Peevers never prosper

Over a span of forty-one years, from Fer-de-Lance in 1934 to A Family Affair in 1975, Rex Stout's Nero Wolfe displayed himself as a purist about language as well as a detective of prodigious girth and and gifts.

You may recall that in the opening pages of Gambit (1962), he busies himself burning the pages of Webster's Third International because it indicates that people use infer and imply interchangeably. He is a peever.

This morning I direct your attention to a short passage from Please Pass the Guilt (1973), as Wolfe reacts to a remark by a suspect: "Wolfe's lips were tight. In his house, 'contact' is not a verb and never will be, and he means it." 

My grizzled readers will recognize this, but the younger ones may need the explanation that contact (v.) was the hopefully of its day, one of the tells that the speaker indiscriminately echoes anything vogueish and vulgar. Contact (v.) would have been identified with the speech of people in advertising or press agents or Hollywood types or other such fauna.

You there, you in the back row, with the furrowed brow, do you have a question? You wonder what is wrong with contact (v.)?

Absolutely nothing. As the means of getting in contact with other people have multiplied over the past forty years, the usage has shed its adolescent ungainliness and matured into a perfectly serviceable word. Bryan Garner ranks it as "fully accepted" and says that it is "fully ensconced as a verb." Anyone under seventy who still objects to it can contact me at this address

What has happened is a perfectly normal linguistic evolution. Vogue usages often invite scorn, largely because of the smug and self-satisfied classes of people associated with them. Vogue usages that serve little purpose drop out as enthusiasm wanes (I haven't heard anyone use groovy non-ironically since I was an undergraduate, and I sense that chillax may already be fading). Vogue usages that prove serviceable stick in the language, gradually shedding their raffish reputations.

Have a look at Jan Freeman's edition of Ambrose Bierce's Write It Right. Bierce issues his strictures as if he possessed divine authority to bind and loose, but much of the time it is difficult for the contemporary reader to figure out what the hell he is objecting to. Slang is ephemeral, and peevery follows on its heels.

Now, to forestall the objection that I am preaching "anything goes" (and you're welcome to ask the writers whose work I edit how much anything goes for them), let me make clear that you are not to abandon judgment. I am sticking with the distinction between imply and infer, and so should you, because Blessed Henry Fowler said that when a useful distinction develops in language, precise writers will maintain it.

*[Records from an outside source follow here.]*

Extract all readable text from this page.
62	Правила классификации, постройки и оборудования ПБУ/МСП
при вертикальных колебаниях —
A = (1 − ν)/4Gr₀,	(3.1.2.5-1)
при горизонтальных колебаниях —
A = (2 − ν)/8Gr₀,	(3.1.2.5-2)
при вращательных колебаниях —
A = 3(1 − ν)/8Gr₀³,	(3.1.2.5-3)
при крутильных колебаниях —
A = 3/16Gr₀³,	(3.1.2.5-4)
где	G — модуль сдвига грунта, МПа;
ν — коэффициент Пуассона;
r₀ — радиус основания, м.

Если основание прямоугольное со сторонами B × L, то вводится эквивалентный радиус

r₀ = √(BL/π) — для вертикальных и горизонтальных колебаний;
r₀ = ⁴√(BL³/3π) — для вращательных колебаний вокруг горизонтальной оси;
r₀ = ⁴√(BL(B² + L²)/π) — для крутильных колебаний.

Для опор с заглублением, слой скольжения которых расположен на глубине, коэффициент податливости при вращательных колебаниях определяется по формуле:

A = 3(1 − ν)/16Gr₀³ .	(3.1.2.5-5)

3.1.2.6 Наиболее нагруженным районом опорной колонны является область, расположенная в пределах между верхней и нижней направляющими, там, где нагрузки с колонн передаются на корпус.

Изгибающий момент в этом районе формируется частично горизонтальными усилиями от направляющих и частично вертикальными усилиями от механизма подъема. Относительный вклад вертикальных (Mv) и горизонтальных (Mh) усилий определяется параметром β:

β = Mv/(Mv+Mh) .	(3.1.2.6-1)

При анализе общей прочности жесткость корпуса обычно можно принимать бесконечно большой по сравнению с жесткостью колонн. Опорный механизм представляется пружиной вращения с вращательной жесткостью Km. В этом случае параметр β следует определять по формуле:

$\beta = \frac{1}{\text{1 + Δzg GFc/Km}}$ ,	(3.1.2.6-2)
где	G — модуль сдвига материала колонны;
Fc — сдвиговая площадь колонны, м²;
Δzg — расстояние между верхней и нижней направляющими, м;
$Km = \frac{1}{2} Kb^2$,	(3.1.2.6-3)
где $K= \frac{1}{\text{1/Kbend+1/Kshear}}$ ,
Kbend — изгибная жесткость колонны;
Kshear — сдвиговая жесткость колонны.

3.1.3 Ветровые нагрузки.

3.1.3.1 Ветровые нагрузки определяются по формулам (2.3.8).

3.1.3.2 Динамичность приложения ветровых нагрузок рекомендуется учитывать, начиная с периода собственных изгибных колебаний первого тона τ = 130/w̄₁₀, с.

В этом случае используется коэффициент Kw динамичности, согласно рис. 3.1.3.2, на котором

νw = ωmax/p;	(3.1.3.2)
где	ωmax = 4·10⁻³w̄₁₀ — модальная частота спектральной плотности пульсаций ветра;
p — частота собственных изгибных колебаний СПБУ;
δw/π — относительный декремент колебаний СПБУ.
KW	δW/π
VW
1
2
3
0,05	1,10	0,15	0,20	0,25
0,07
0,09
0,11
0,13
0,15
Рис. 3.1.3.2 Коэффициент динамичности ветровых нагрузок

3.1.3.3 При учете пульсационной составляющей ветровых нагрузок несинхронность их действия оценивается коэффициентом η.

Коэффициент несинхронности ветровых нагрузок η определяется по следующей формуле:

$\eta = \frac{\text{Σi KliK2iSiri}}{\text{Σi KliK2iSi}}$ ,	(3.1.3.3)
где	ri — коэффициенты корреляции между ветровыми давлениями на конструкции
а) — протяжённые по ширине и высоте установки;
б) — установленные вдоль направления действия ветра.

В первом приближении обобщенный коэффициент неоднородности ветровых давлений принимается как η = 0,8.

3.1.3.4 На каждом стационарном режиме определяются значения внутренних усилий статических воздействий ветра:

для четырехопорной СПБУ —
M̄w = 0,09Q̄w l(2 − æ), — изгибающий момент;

If you are cautious about neologisms, that is perfectly OK. It is not incumbent upon you to jump on board with the early adopters. You are free to determine what usages are a good fit for your subject, your readers, your publication. But what you must do is determine when objections have exceeded their shelf life. Otherwise you may find yourself manning the Maginot Line while the new usages are already wheeling through the plains of Flanders.